Your company must apply to HHS and be certified by the HHS secretary. HHS began accepting applications on June 29, 2010. Applications will be processed in the order they are received. You should file your application as soon as possible.

Are amounts that my company paid prior to June 1, 2010, reimbursable? >>

No. To be eligible for reimbursement, claims must be incurred and paid during the program’s life. If a plan year begins prior to June 1 and an eligible member incurs $15,000 or more in expenses before June 1 of the plan year, it is recognized as having met the $15,000 threshold for the plan year and is eligible for reimbursement for costs incurred after June 1, 2010.

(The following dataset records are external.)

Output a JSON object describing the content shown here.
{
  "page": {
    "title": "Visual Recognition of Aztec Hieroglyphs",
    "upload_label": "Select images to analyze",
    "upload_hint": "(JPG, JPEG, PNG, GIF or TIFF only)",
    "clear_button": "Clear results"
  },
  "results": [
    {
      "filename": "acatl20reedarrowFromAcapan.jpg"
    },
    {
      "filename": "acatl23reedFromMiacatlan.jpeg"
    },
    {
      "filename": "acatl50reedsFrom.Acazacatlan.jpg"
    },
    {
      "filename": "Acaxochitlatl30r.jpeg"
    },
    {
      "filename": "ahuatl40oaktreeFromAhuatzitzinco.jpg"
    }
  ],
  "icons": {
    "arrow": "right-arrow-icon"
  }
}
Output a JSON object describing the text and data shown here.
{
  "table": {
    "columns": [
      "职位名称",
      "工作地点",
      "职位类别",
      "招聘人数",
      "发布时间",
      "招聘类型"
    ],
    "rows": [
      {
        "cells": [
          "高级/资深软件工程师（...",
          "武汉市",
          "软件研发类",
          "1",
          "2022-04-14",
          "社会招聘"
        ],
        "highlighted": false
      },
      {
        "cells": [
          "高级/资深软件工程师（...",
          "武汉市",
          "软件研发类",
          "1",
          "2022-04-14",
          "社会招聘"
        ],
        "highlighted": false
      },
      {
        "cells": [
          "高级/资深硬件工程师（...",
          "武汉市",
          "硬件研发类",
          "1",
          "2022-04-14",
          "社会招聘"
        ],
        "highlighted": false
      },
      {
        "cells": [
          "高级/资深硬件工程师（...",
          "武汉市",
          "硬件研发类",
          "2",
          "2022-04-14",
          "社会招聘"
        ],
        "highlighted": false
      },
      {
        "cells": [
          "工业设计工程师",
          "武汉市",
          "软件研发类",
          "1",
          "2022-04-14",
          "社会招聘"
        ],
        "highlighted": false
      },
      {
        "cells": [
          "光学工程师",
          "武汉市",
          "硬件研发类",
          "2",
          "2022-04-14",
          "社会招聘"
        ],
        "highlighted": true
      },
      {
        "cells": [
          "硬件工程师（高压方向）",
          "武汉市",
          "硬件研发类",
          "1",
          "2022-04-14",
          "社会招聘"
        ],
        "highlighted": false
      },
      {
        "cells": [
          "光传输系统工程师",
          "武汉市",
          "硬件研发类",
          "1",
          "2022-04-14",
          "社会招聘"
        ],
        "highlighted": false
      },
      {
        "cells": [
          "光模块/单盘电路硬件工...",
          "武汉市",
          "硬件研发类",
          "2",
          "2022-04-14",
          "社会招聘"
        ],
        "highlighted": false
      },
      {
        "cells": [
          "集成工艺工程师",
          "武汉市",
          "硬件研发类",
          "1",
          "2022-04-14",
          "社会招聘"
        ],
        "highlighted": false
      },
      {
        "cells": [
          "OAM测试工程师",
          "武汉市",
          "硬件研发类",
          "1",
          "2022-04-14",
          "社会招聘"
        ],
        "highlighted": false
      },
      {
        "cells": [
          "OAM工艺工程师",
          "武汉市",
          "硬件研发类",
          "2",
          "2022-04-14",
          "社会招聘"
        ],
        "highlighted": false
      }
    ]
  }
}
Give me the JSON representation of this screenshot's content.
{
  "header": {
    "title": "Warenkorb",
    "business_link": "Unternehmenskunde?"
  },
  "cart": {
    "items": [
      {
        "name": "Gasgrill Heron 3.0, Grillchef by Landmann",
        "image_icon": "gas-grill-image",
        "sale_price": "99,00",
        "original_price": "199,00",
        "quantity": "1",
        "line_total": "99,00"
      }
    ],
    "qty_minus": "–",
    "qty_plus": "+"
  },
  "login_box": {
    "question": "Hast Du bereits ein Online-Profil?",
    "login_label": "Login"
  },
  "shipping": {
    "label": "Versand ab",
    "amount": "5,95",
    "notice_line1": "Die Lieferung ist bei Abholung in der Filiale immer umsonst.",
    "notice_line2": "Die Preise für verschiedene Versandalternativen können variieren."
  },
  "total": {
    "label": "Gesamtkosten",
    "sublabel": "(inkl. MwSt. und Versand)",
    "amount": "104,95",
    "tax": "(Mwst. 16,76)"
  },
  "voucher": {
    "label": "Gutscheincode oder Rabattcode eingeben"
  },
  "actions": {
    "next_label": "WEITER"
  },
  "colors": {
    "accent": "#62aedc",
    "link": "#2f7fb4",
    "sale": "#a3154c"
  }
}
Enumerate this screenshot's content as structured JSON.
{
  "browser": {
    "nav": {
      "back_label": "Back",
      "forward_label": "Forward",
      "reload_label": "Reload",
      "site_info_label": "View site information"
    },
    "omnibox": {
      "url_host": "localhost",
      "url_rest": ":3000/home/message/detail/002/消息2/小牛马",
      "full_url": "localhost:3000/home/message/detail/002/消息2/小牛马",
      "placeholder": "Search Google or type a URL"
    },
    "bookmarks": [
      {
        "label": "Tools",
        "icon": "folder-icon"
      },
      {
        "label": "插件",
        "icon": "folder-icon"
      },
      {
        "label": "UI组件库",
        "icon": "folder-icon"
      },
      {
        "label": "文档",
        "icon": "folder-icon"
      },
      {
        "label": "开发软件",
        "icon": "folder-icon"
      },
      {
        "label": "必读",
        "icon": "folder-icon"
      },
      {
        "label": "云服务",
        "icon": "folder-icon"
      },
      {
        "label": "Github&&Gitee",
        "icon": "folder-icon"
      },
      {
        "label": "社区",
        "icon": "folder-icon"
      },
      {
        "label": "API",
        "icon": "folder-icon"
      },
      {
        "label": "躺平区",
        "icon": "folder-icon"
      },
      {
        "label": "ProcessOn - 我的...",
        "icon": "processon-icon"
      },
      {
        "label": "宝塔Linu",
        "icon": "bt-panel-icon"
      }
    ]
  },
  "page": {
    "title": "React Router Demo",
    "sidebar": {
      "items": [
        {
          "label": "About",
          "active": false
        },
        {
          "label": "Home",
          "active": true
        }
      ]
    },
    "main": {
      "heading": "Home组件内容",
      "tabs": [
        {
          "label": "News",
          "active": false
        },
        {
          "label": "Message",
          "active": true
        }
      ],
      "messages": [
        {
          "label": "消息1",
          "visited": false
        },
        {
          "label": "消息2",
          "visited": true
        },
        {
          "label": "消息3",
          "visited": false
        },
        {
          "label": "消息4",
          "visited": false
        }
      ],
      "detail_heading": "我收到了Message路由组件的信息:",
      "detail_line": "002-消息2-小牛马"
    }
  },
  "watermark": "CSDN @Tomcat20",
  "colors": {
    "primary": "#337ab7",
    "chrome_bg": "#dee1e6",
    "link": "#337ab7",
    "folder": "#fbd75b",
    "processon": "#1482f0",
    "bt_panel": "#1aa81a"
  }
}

When can my company first submit claims? >>

Claims can be submitted after your company’s health plan is certified by HHS for the plan year in which the claims occur and after the $15,000 threshold has been met based on your actual plan payments. If a plan year begins prior to June 1 and an eligible member incurs $15,000 or more in expenses before June 1 of the plan year, it is recognized as having met the $15,000 threshold for the plan year and is eligible for reimbursement for costs incurred after June 1, 2010.

Does my company need to reapply each year? >>

No.

What happens after the program ends? >>

The program will end by Jan. 1, 2014, or when the funds are depleted. In 2014, if the employer no longer provides coverage for early retirees, those individuals can choose from the coverage options available through the exchange.



This information is based on HMSA’s review of the national health care reform legislation. This overview is intended for educational purposes and should not be used as tax, legal, or compliance advice. Interpretations of the legislation vary and some reform regulations differ for particular members enrolled in certain groups. HMSA will continue to present and update information related to national health care reform as additional guidance becomes available.